LSRAM: A Lightweight Autoscaling and SLO Resource Allocation Framework for Microservices Based on Gradient Descent
Kan Hu, Minxian Xu, Kejiang Ye, Chengzhong Xu · Software Practice and Experience · 2024
ABSTRACT Objective The microservices architecture has become a dominant paradigm in cloud computing due to its advantages in development, deployment, modularity, and scalability. Ensuring Quality of Service (QoS) through efficient Service Level Objective (SLO) resource allocation is a critical challenge. Current frameworks for microservice autoscaling based on SLOs often rely on heavy and complex models that are time‐consuming and resource‐intensive, making them unsuitable for rapidly changing environments and highly dynamic workloads.

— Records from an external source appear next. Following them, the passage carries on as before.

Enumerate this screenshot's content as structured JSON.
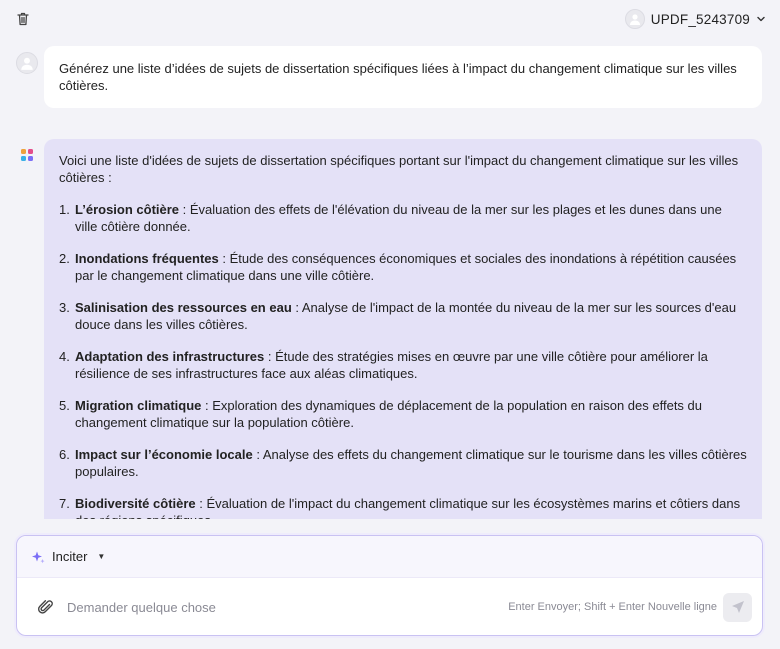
{
  "header": {
    "username": "UPDF_5243709"
  },
  "conversation": {
    "user_message": "Générez une liste d’idées de sujets de dissertation spécifiques liées à l’impact du changement climatique sur les villes côtières.",
    "ai_intro": "Voici une liste d'idées de sujets de dissertation spécifiques portant sur l'impact du changement climatique sur les villes côtières :",
    "ai_items": [
      {
        "num": "1.",
        "title": "L’érosion côtière",
        "text": " : Évaluation des effets de l'élévation du niveau de la mer sur les plages et les dunes dans une ville côtière donnée."
      },
      {
        "num": "2.",
        "title": "Inondations fréquentes",
        "text": " : Étude des conséquences économiques et sociales des inondations à répétition causées par le changement climatique dans une ville côtière."
      },
      {
        "num": "3.",
        "title": "Salinisation des ressources en eau",
        "text": " : Analyse de l'impact de la montée du niveau de la mer sur les sources d'eau douce dans les villes côtières."
      },
      {
        "num": "4.",
        "title": "Adaptation des infrastructures",
        "text": " : Étude des stratégies mises en œuvre par une ville côtière pour améliorer la résilience de ses infrastructures face aux aléas climatiques."
      },
      {
        "num": "5.",
        "title": "Migration climatique",
        "text": " : Exploration des dynamiques de déplacement de la population en raison des effets du changement climatique sur la population côtière."
      },
      {
        "num": "6.",
        "title": "Impact sur l’économie locale",
        "text": " : Analyse des effets du changement climatique sur le tourisme dans les villes côtières populaires."
      },
      {
        "num": "7.",
        "title": "Biodiversité côtière",
        "text": " : Évaluation de l'impact du changement climatique sur les écosystèmes marins et côtiers dans des régions spécifiques."
      }
    ]
  },
  "composer": {
    "prompt_label": "Inciter",
    "input_placeholder": "Demander quelque chose",
    "hint": "Enter Envoyer; Shift + Enter Nouvelle ligne"
  },
  "colors": {
    "accent": "#7b6ef6",
    "ai_bubble": "#e4e1f7",
    "background": "#f3f3f8"
  },
  "icons": [
    "trash-icon",
    "avatar-icon",
    "chevron-down-icon",
    "ai-logo-icon",
    "sparkle-icon",
    "paperclip-icon",
    "send-icon"
  ]
}
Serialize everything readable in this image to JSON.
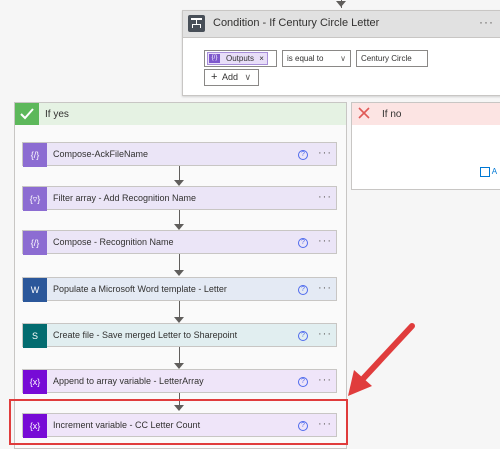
{
  "condition": {
    "title": "Condition - If Century Circle Letter",
    "token_label": "Outputs",
    "token_remove": "×",
    "operator": "is equal to",
    "operator_chevron": "∨",
    "value": "Century Circle",
    "add_label": "Add",
    "add_prefix": "+",
    "add_chevron": "∨",
    "more": "···"
  },
  "yes_branch": {
    "label": "If yes",
    "icon": "check-icon"
  },
  "no_branch": {
    "label": "If no",
    "icon": "close-icon",
    "add_action_partial": "A"
  },
  "actions": [
    {
      "title": "Compose-AckFileName",
      "icon": "compose-icon",
      "icon_text": "{/}",
      "help": "?",
      "more": "···"
    },
    {
      "title": "Filter array - Add Recognition Name",
      "icon": "filter-icon",
      "icon_text": "{▿}",
      "more": "···"
    },
    {
      "title": "Compose - Recognition Name",
      "icon": "compose-icon",
      "icon_text": "{/}",
      "help": "?",
      "more": "···"
    },
    {
      "title": "Populate a Microsoft Word template - Letter",
      "icon": "word-icon",
      "icon_text": "W",
      "help": "?",
      "more": "···"
    },
    {
      "title": "Create file - Save merged Letter to Sharepoint",
      "icon": "sharepoint-icon",
      "icon_text": "S",
      "help": "?",
      "more": "···"
    },
    {
      "title": "Append to array variable - LetterArray",
      "icon": "variable-icon",
      "icon_text": "{x}",
      "help": "?",
      "more": "···"
    },
    {
      "title": "Increment variable - CC Letter Count",
      "icon": "variable-icon",
      "icon_text": "{x}",
      "help": "?",
      "more": "···"
    }
  ],
  "colors": {
    "highlight": "#e03c3c",
    "yes": "#5db85b",
    "no": "#e05a57"
  }
}
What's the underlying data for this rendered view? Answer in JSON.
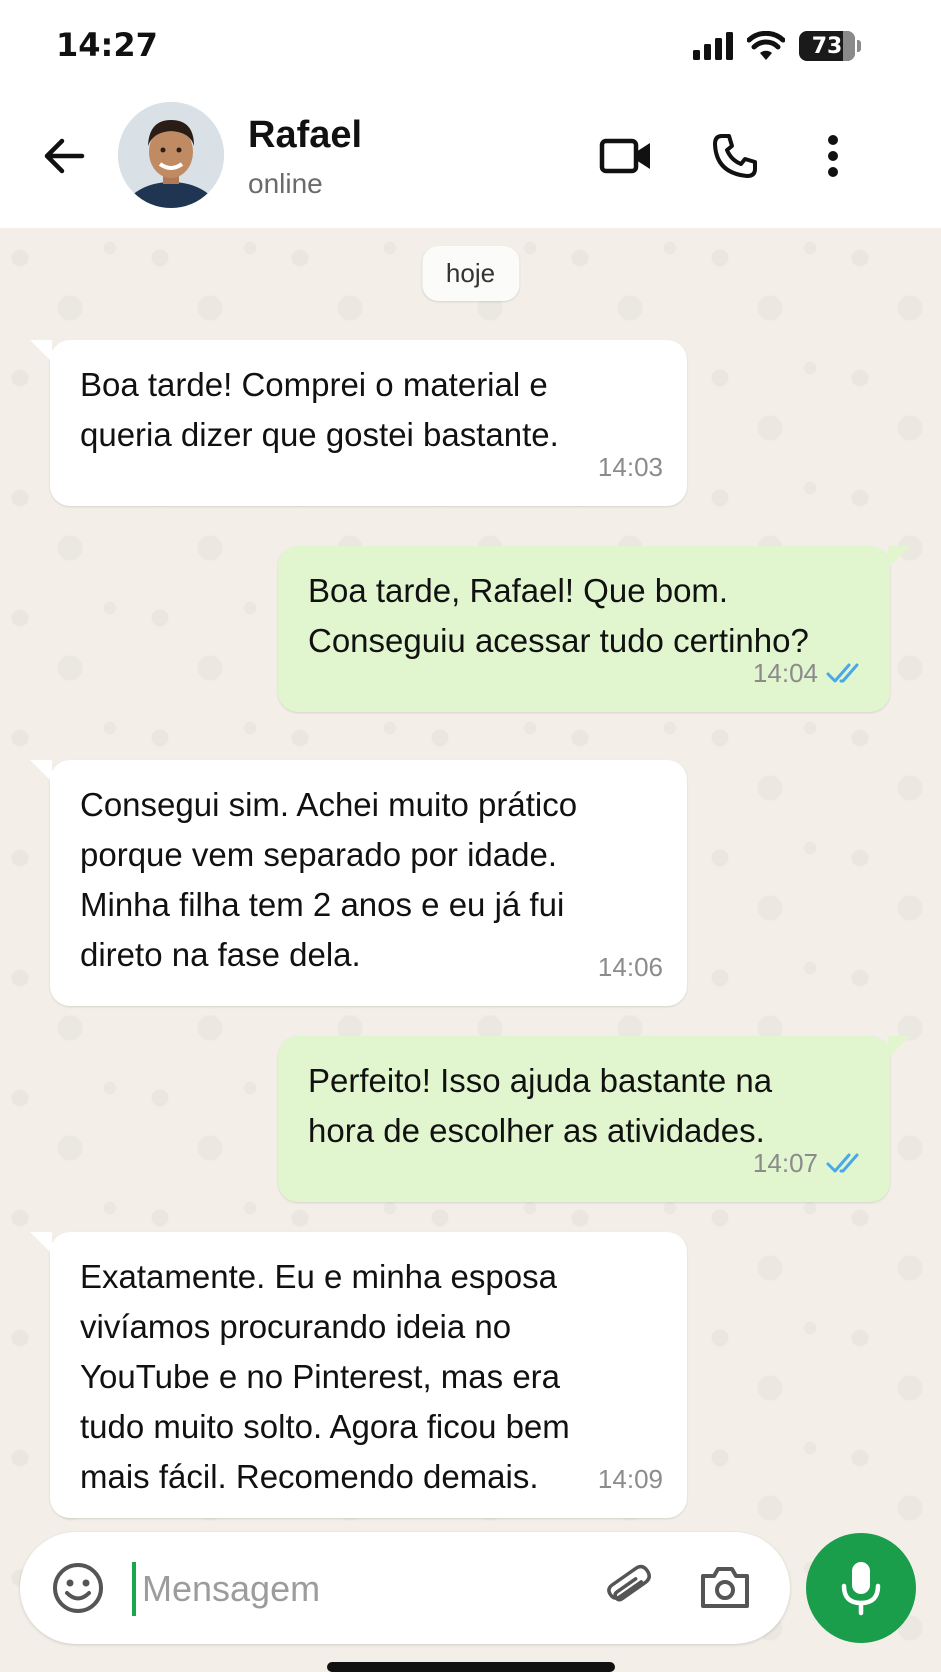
{
  "status_bar": {
    "time": "14:27",
    "battery_level": "73",
    "icons": [
      "signal-icon",
      "wifi-icon",
      "battery-icon"
    ]
  },
  "header": {
    "contact_name": "Rafael",
    "contact_status": "online",
    "icons": [
      "back-arrow-icon",
      "video-call-icon",
      "phone-call-icon",
      "more-options-icon"
    ]
  },
  "chat": {
    "date_label": "hoje",
    "messages": [
      {
        "direction": "incoming",
        "text": "Boa tarde! Comprei o material e\nqueria dizer que gostei bastante.",
        "time": "14:03"
      },
      {
        "direction": "outgoing",
        "text": "Boa tarde, Rafael! Que bom.\nConseguiu acessar tudo certinho?",
        "time": "14:04",
        "read": true
      },
      {
        "direction": "incoming",
        "text": "Consegui sim. Achei muito prático\nporque vem separado por idade.\nMinha filha tem 2 anos e eu já fui\ndireto na fase dela.",
        "time": "14:06"
      },
      {
        "direction": "outgoing",
        "text": "Perfeito! Isso ajuda bastante na\nhora de escolher as atividades.",
        "time": "14:07",
        "read": true
      },
      {
        "direction": "incoming",
        "text": "Exatamente. Eu e minha esposa\nvivíamos procurando ideia no\nYouTube e no Pinterest, mas era\ntudo muito solto. Agora ficou bem\nmais fácil. Recomendo demais.",
        "time": "14:09"
      }
    ]
  },
  "composer": {
    "placeholder": "Mensagem",
    "value": "",
    "icons": [
      "emoji-icon",
      "attach-clip-icon",
      "camera-icon",
      "microphone-icon"
    ]
  },
  "colors": {
    "outgoing_bubble": "#e1f5cf",
    "incoming_bubble": "#ffffff",
    "chat_background": "#f3efe8",
    "accent_green": "#1a9e4c",
    "read_ticks": "#4aa8e8"
  }
}
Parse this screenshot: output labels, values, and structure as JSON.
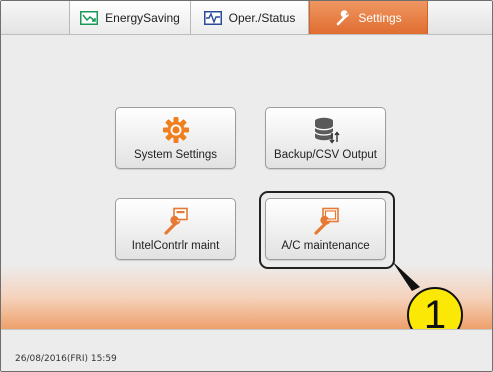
{
  "tabs": [
    {
      "label": "EnergySaving",
      "icon": "energy-saving-icon",
      "active": false
    },
    {
      "label": "Oper./Status",
      "icon": "pulse-icon",
      "active": false
    },
    {
      "label": "Settings",
      "icon": "wrench-icon",
      "active": true
    }
  ],
  "buttons": {
    "system_settings": {
      "label": "System Settings",
      "icon": "gear-icon"
    },
    "backup_csv": {
      "label": "Backup/CSV Output",
      "icon": "database-icon"
    },
    "intel_maint": {
      "label": "IntelContrlr maint",
      "icon": "controller-maintenance-icon"
    },
    "ac_maint": {
      "label": "A/C maintenance",
      "icon": "ac-maintenance-icon"
    }
  },
  "callout": {
    "number": "1"
  },
  "status": {
    "datetime": "26/08/2016(FRI) 15:59"
  },
  "colors": {
    "accent": "#e77a3d",
    "callout": "#fbe805",
    "gear": "#f0801f"
  }
}
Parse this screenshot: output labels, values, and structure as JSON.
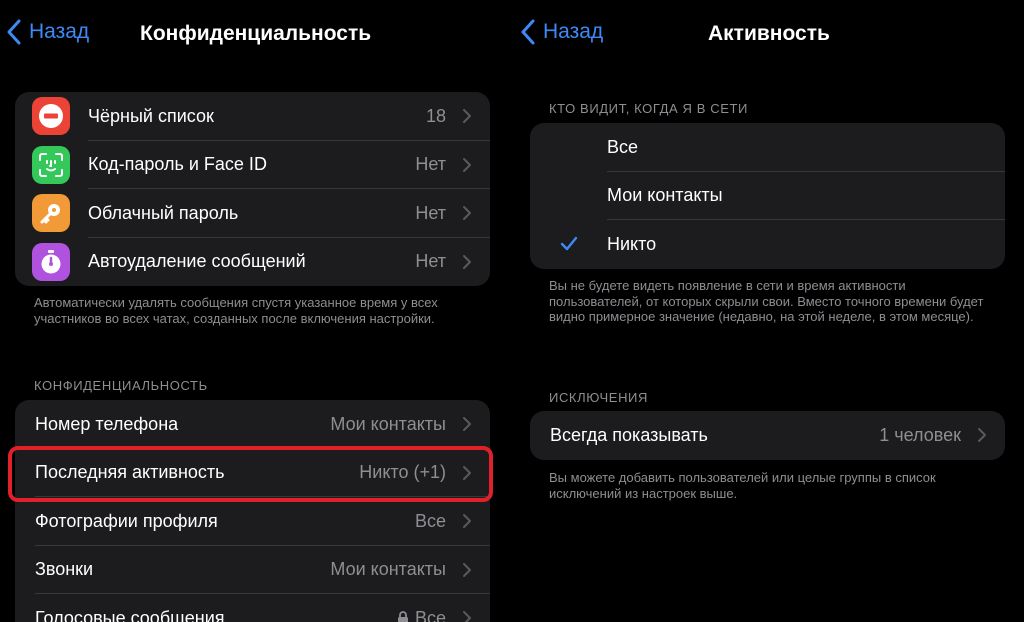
{
  "left": {
    "nav": {
      "back_label": "Назад",
      "title": "Конфиденциальность"
    },
    "security_items": [
      {
        "label": "Чёрный список",
        "value": "18",
        "icon": "blocked-icon",
        "color": "#eb4436"
      },
      {
        "label": "Код-пароль и Face ID",
        "value": "Нет",
        "icon": "face-id-icon",
        "color": "#34c759"
      },
      {
        "label": "Облачный пароль",
        "value": "Нет",
        "icon": "key-icon",
        "color": "#f19a37"
      },
      {
        "label": "Автоудаление сообщений",
        "value": "Нет",
        "icon": "timer-icon",
        "color": "#af52de"
      }
    ],
    "auto_delete_caption": "Автоматически удалять сообщения спустя указанное время у всех участников во всех чатах, созданных после включения настройки.",
    "privacy_header": "КОНФИДЕНЦИАЛЬНОСТЬ",
    "privacy_items": [
      {
        "label": "Номер телефона",
        "value": "Мои контакты"
      },
      {
        "label": "Последняя активность",
        "value": "Никто (+1)"
      },
      {
        "label": "Фотографии профиля",
        "value": "Все"
      },
      {
        "label": "Звонки",
        "value": "Мои контакты"
      },
      {
        "label": "Голосовые сообщения",
        "value": "Все",
        "locked": true
      }
    ]
  },
  "right": {
    "nav": {
      "back_label": "Назад",
      "title": "Активность"
    },
    "who_sees_header": "КТО ВИДИТ, КОГДА Я В СЕТИ",
    "options": [
      {
        "label": "Все",
        "selected": false
      },
      {
        "label": "Мои контакты",
        "selected": false
      },
      {
        "label": "Никто",
        "selected": true
      }
    ],
    "options_caption": "Вы не будете видеть появление в сети и время активности пользователей, от которых скрыли свои. Вместо точного времени будет видно примерное значение (недавно, на этой неделе, в этом месяце).",
    "exceptions_header": "ИСКЛЮЧЕНИЯ",
    "exceptions": [
      {
        "label": "Всегда показывать",
        "value": "1 человек"
      }
    ],
    "exceptions_caption": "Вы можете добавить пользователей или целые группы в список исключений из настроек выше."
  },
  "colors": {
    "accent": "#3d8af7",
    "highlight": "#e0202a",
    "cell": "#1c1c1e",
    "secondary_text": "#8e8e93"
  }
}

Methods This study proposes LSRAM (Lightweight SLO Resource Allocation Management), a novel framework designed to overcome the limitations of existing SLO‐based autoscaling methods. LSRAM operates in two stages: 1). Lightweight SLO Resource Allocation Model: Computes optimal SLO resource allocation for each microservice using a gradient descent method, ensuring rapid computation and minimal computational overhead. 2). SLO Resource Update Model: Adapts resource allocation dynamically in response to changes in the cluster environment, such as varying loads and application types, without requiring extensive retraining. Results LSRAM effectively addresses scenarios involving bursty traffic and fluctuating workloads. Compared to state‐of‐the‐art SLO allocation frameworks, LSRAM achieves the following: 1). Reduces resource usage by 17%. 2). Maintains QoS guarantees for users, even under dynamic conditions. 3). Demonstrates faster adaptability to changes in the system environment due to its lightweight design. Conclusion LSRAM offers a scalable, efficient, and adaptive solution for SLO‐based resource allocation in microservices architectures. By reducing resource usage while maintaining QoS, it provides a robust framework for managing dynamic and unpredictable workloads in cloud environments. Its lightweight design ensures practical applicability and superior performance compared to traditional, resource‐intensive methods.